Víctor Gómez Pin
En los años que siguieron a la llamada Gran Depresión se fueron consolidando en Europa partidos de extrema derecha que, con diversos matices, e instalados o no en el poder, convergieron en la alianza constituida en torno a Alemania e Italia durante la segunda guerra mundial. Obviamente el Nacional-Catolicismo español no presentaba los mismos contenidos programáticos que el Fascismo italiano y sobre todo no podía sino diferir grandemente del totalitarismo racista de la Alemania hitleriana. Lo mismo cabe decir si se compara el régimen petainista de Francia con el abominable régimen ultranacionalista que sembró el terror en Croacia, o con el de Oliveira Salazar -en gran parte fiel a la alianza secular con Inglaterra- y así sucesivamente.
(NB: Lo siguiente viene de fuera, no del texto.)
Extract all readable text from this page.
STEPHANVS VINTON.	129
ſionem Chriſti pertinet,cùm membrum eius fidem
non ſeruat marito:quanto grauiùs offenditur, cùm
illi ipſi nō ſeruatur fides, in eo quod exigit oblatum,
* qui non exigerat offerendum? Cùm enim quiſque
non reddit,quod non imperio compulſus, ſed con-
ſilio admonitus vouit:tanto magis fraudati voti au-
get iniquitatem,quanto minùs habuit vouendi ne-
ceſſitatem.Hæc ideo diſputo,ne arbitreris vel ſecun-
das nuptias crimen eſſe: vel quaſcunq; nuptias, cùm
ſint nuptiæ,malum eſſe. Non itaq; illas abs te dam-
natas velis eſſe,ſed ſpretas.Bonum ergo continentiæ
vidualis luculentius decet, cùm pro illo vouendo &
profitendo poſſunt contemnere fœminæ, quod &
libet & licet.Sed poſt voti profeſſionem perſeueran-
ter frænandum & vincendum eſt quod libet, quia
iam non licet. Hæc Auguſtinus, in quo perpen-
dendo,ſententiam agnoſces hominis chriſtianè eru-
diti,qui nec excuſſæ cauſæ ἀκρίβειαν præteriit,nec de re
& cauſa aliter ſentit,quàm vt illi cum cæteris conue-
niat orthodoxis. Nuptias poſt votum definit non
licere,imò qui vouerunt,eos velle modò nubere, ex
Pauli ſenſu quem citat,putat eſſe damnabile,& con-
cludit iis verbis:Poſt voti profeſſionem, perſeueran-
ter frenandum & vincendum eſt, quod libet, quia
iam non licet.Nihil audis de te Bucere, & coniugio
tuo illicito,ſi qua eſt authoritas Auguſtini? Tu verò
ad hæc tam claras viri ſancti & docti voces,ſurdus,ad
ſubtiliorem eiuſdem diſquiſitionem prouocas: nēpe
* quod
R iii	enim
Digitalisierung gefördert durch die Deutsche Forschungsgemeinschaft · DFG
La diversidad interna no impedía sin embargo que un hilo conductor los vinculara estrechamente. Ante la pregunta por tal hilo conductor no había, hasta hace quince años, duda en la respuesta: estas formas de ultra-nacionalismo constituían la reacción defensiva (adecuada a las circunstancias de cada país) a la amenaza que para un capitalismo en crisis suponía la resistencia del movimiento obrero. Pues este último era susceptible de aprovechar los puntos vulnerables del sistema democrático, es decir, precisamente aquellos por los cuales la democracia era algo más que exclusivamente formal. El petainismo, el franquismo y el fascismo, como regimenes nacionalistas de vocación imperialista, eran entre sí contradictorios, pero los unificaba su condición de vehículos para frenar la expansión de idearios de emancipación social con origen en la Revolución Francesa y prolongación en la Revolución de Octubre. Desde el punto de vista de que todos eran modalidades extremas de defender los intereses del capital, se trataba efectivamente de análogos perros con diferentes collares. Por eso surgieron todos en una época determinada y como consecuencia de que el capitalismo se sentía profundamente amenazado. Pues bien:
Ahora resulta que tan cristalina explicación no es de recibo, y además no es políticamente correcta. Mas como no aparece ninguna otra explicación alternativa, simplemente se renuncia a encontrar en ese embrollo algún elemento de racionalidad. Como consecuencia surge una pasmosa teoría de la maldad absoluta de los unos, complementada necesariamente con una trivialización de lo que representan los otros. Y así el nazismo era la reencarnación la voluntad de mal que por arte de birbiriloque (¿o de intrínseca maldad de la raza alemana?) habría tomado cuerpo en Alemania. El franquismo, el musolinismo etcétera, serían tan sólo regímenes autoritarios, en gran parte legitimados por los excesos a que podía llegar a dar pie el sistema de libertades formales.
En suma, se sumerge esa época en una tiniebla, se avanzan hipótesis ofensivas para el pueblo alemán, y se insulta la memoria de las víctimas de los demás regímenes: víctimas de un poder capitalista que encontraba en cada país los secuaces adecuados, es decir: personas dispuestas a erigir en máxima subjetiva de su acción, la erección de estructuras políticas que conducían inevitablemente al aviso del débil. Las consecuencias fueron sin duda más graves en el caso de unos que de otros, pero la significación de tales regímenes y las motivaciones a las que respondieron los encargados de apuntalarlos eran exactamente igual de inmundas.